A partir daqui a Avenida evoca aspectos mais democráticos da nossa história. Apesar da renovação que se vem fazendo sentir, ainda se podem ver algumas lembranças do tempo em que a República dava os seus primeiros passos, sendo o mais evidente o painel na fachada da Portugália, reduzida à cervejaria propriamente dita agora que as ruínas da fábrica foram derrubadas contra a promessa da construção de habitação a preços acessíveis para jovens famílias. Eu não acredito, mas dou-lhes o benefício da dúvida.



A partir da Praça do Chile, onde impera a estátua de Fernão de Magalhães, e em direcção à igreja dos Anjos sobressai o carácter mais cosmopolita, que Lisboa sempre teve, nas feições orientais que comigo se cruzam na calçada, no português transatlântico que se ouve e no comércio de orientação étnica que aparece aqui e ali.


À porta, a Igreja dos Anjos anuncia ter o seu interior reconstruído de forma exactamente igual à anterior que foi destruída por um incêndio no início do século XX. Não tirei fotografias (apesar de ateu, tenho um pudor inexplicável que me impede de tirar fotos no interior de templos sem pelo menos ver alguém a fazê-lo, mesmo sabendo que já fiz o suficiente para não me escapar ao lado mais quentinho da eternidade). Peço desculpa pela ego-trip e sigo adiante para acrescentar que a igreja é magnífica, completamente decorada com talha dourada e que me pareceu estar num excelente estado de conservação.


A riqueza do interior da igreja contrasta com o que se passa à sua volta. Vêem-se pessoas sentadas nas escadas a comer em recipientes de plástico, outras a jogar às cartas na tampa de um caixote do lixo e, mais afastados, alguns em actividades que não consegui perceber mas que fizeram por disfarçar quando me viam aproximar. A razão para esta atípica concentração de pessoas só me foi explicada mais tarde quando me disseram que do outro lado da rua fica a sopa dos pobres.

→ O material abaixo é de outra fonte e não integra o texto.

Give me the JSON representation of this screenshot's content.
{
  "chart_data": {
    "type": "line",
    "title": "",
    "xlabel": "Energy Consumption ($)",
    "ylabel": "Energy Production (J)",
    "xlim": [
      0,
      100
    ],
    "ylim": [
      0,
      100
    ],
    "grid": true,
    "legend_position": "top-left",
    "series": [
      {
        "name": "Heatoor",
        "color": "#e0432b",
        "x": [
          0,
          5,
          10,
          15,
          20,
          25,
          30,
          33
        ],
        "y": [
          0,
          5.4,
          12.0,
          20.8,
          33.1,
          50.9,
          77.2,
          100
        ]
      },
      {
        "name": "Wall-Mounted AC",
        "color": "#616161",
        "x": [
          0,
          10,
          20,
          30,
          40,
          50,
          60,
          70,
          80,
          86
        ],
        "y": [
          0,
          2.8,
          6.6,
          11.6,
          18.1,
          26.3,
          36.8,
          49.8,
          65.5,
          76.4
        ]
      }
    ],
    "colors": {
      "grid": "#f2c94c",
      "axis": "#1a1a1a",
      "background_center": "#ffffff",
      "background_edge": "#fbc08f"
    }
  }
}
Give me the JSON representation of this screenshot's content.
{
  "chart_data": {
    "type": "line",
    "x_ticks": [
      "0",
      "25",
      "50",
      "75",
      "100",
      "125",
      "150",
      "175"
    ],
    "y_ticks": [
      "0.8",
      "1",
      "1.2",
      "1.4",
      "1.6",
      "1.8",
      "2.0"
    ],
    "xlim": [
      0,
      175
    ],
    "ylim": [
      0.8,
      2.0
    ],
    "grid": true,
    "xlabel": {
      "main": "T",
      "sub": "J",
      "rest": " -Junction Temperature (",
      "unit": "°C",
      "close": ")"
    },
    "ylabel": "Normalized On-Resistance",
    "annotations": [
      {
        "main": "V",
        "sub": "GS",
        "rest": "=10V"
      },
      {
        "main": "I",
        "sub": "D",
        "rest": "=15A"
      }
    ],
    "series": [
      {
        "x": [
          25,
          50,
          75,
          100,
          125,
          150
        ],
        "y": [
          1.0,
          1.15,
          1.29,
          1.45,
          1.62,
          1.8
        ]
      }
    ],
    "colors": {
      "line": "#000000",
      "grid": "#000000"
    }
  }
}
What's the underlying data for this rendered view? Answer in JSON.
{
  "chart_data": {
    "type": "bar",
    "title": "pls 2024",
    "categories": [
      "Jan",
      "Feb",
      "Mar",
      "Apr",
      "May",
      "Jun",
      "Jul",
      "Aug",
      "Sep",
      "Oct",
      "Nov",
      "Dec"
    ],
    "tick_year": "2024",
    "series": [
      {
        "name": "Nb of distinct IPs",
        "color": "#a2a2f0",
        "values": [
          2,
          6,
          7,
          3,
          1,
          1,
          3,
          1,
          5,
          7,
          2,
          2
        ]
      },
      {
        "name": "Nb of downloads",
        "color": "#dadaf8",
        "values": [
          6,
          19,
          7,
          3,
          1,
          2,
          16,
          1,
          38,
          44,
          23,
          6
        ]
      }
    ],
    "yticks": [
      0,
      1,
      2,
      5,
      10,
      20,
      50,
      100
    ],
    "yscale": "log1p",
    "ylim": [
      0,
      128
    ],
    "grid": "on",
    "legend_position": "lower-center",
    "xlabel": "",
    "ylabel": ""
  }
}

Só saí da Almirante Reis ao desviar para o largo do Intendente, sítio estranhamente pacato, onde se podem observar os painéis de azulejo da loja de loiça da centenária fábrica da família Lamego. Os velhotes que habitam os prédios mais ou menos decadentes enganam a solidão assomando-se à janela. Ainda espreitei para a Rua do Benformoso mas a fama da zona, o aspecto geral do que lá se passava e o facto de andar com uma máquina que me custou mais que o salário mínimo nacional fez-me recear a incursão. Voltei à Almirante Reis, que a partir daqui se chama Rua da Palma e desci até ao Martim Moniz para umas compras (a desculpa que me levou ali) e apanhei o Metro de regresso ao Areeiro.


Só mais um parágrafo para contar o que descobri sobre o Almirante Reis. Foi um combatente anti-monárquico, homem mais de acção do que de palavras e que participou em várias revoltas republicanas. Na última, a que foi bem sucedida, foi levado ao desespero por más notícias sobre a evolução dos acontecimentos tendo-se suicidado, o que o impediu de assistir ao fim da monarquia contra a qual lutou durante uma boa parte da sua vida.